The media are still covering aspects and details of the chancellor's 11th and possibly final budget.

No one seems too impressed with the headline-grabbing 2p cut in the basic rate of income tax. WHY?

The budget is bad for farmers, bad for small & manufacturing businesses, bad for pensioners and bad for the poorest citizens. Landfill tax hike will surely increase council tax. Not surprising England is disappointed then!

Some out there may feel there is some good in the budget, please add a comment and point it out.

Andrew
on01 April 2007at13:29

The Last Brown Budget; England deserves better
This has been a devastating week for the New Labour Government and the Chancellor Gordon Brown. On Monday, the former head of the Civil Service, Lord Turnbull, in an interview with a national newspaper laid bare the bullying
behaviour and the power mad character of the Chancellor. Lord Turnbull described how Gordon Brown had forced the Treasury to take power from the other great departments of state and that the Treasury refused to allow sensible discussion of priorities for spending by the departments of English Health, English Education and the English Home Office.
This savage attack by Lord Turnbull on the personal character of Gordon Brown was soon endorsed by other senior civil servants and there are now very serious questions whether the Chancellor has the maturity and emotional intelligence, and whether he shows sufficient transparency and honesty in his day-to-day behaviours, to take on the daunting duties of being the Prime Minister of the United Kingdom.
We turn our attention to Thursday’s budget speech by the Chancellor.

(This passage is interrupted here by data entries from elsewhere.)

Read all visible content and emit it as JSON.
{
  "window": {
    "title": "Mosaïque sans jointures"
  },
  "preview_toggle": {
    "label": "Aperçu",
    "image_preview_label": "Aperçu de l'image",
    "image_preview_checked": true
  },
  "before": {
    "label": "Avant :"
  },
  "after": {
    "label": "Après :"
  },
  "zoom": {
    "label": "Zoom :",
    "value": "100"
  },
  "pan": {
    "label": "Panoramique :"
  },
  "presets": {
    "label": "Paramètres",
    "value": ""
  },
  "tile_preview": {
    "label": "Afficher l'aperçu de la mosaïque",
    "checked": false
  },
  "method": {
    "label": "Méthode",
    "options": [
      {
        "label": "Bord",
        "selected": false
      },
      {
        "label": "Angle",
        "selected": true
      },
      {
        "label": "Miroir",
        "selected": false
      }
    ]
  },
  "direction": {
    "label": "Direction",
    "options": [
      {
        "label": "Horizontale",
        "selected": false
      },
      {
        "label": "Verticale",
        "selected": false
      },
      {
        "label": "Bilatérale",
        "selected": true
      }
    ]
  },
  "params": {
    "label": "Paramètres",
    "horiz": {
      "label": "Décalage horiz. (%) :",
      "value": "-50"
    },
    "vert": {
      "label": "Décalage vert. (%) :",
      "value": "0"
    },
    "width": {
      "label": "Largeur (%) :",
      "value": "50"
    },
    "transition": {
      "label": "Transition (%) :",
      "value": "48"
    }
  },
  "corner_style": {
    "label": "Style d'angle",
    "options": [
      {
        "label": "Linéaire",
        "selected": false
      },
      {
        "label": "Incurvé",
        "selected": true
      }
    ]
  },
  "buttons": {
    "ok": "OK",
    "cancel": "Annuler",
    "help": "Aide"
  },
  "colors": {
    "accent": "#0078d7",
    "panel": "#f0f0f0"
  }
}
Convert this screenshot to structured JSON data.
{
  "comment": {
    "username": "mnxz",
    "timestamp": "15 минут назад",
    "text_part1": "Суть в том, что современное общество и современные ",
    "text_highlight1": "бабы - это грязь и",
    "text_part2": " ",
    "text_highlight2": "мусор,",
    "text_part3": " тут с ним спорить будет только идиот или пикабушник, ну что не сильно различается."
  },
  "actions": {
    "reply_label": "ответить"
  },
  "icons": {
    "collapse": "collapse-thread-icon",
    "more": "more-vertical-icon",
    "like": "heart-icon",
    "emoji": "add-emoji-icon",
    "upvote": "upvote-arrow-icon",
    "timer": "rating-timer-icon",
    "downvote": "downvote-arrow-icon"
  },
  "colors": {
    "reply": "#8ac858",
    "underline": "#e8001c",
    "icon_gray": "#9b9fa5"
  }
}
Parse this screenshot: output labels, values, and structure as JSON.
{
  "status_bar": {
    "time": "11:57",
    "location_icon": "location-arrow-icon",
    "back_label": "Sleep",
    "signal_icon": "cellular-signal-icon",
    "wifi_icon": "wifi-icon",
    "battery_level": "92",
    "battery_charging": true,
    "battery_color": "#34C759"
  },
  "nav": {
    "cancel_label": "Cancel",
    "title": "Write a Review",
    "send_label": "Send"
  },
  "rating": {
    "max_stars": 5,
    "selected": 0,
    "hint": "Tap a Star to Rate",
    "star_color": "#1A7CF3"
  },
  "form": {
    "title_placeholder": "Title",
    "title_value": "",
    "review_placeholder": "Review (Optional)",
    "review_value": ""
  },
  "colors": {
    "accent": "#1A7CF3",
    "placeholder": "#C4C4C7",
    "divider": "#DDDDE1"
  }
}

It gives the English Democrats no pleasure when we conclude that both the policy decisions on tax announced by the Chancellor and his misleading presentation of them in his Budget speech, show how totally unfitted he is to be our Prime Minster and that New Labour is now betraying the interests of the ordinary people of England.
If the Chancellor had been true to the ideals of Clement Atlee and Nye Bevan of the real Labour Party he would have looked after the ordinary people.
Instead he hit the less well off hard in their pockets by abolishing the 10% income tax band and gave an undeserved tax cut (from 6 April 2008) via the reduction in the basic rate from 22% to 20% in a complex package of tax changes
which benefited the wealthy the most.
For the tenth year in a row, the Chancellor has again refused to levy any income tax on the millionaires who, while they live in our country and happily take all it has to offer, claim to have a tax domicile abroad. People like
Lakshimi Mittal, who recently gave £2 million to New Labour, has once again escaped a massive UK income tax bill as a result of the Chancellor’s continued failure to impose tax on foreign domiciled multi–millionaires!
To complete the dismal picture of the Chancellor’s real budget measures, business in England and Wales was badly hit by the Chancellor’s decision to raise corporation tax on small businesses and the abolition of capital allowances for agricultural buildings and industrial building such as factories.
Instead the Chancellor took the huge amounts of extra tax payable by small business and farming and manufacturing and used it to subsidise a cut in the tax rate of 2% for the very profitable banks and hedge funds in the City of London.
The English Democrats look upon the political elites that run our country and despair at their lack of care for the ordinary and hardworking people of England. The three main parties of the political elite, of New Labour, Tories and Liberal Democrats, are indistinguishable in their dislike of the home nations of England, in their high taxing and careless use of taxpayers’ money, and in their high-handed and uncaring attitudes and policies. The English
Democrats call on the people of England to turn to the citizen politicians and common sense policies of the English Democrats.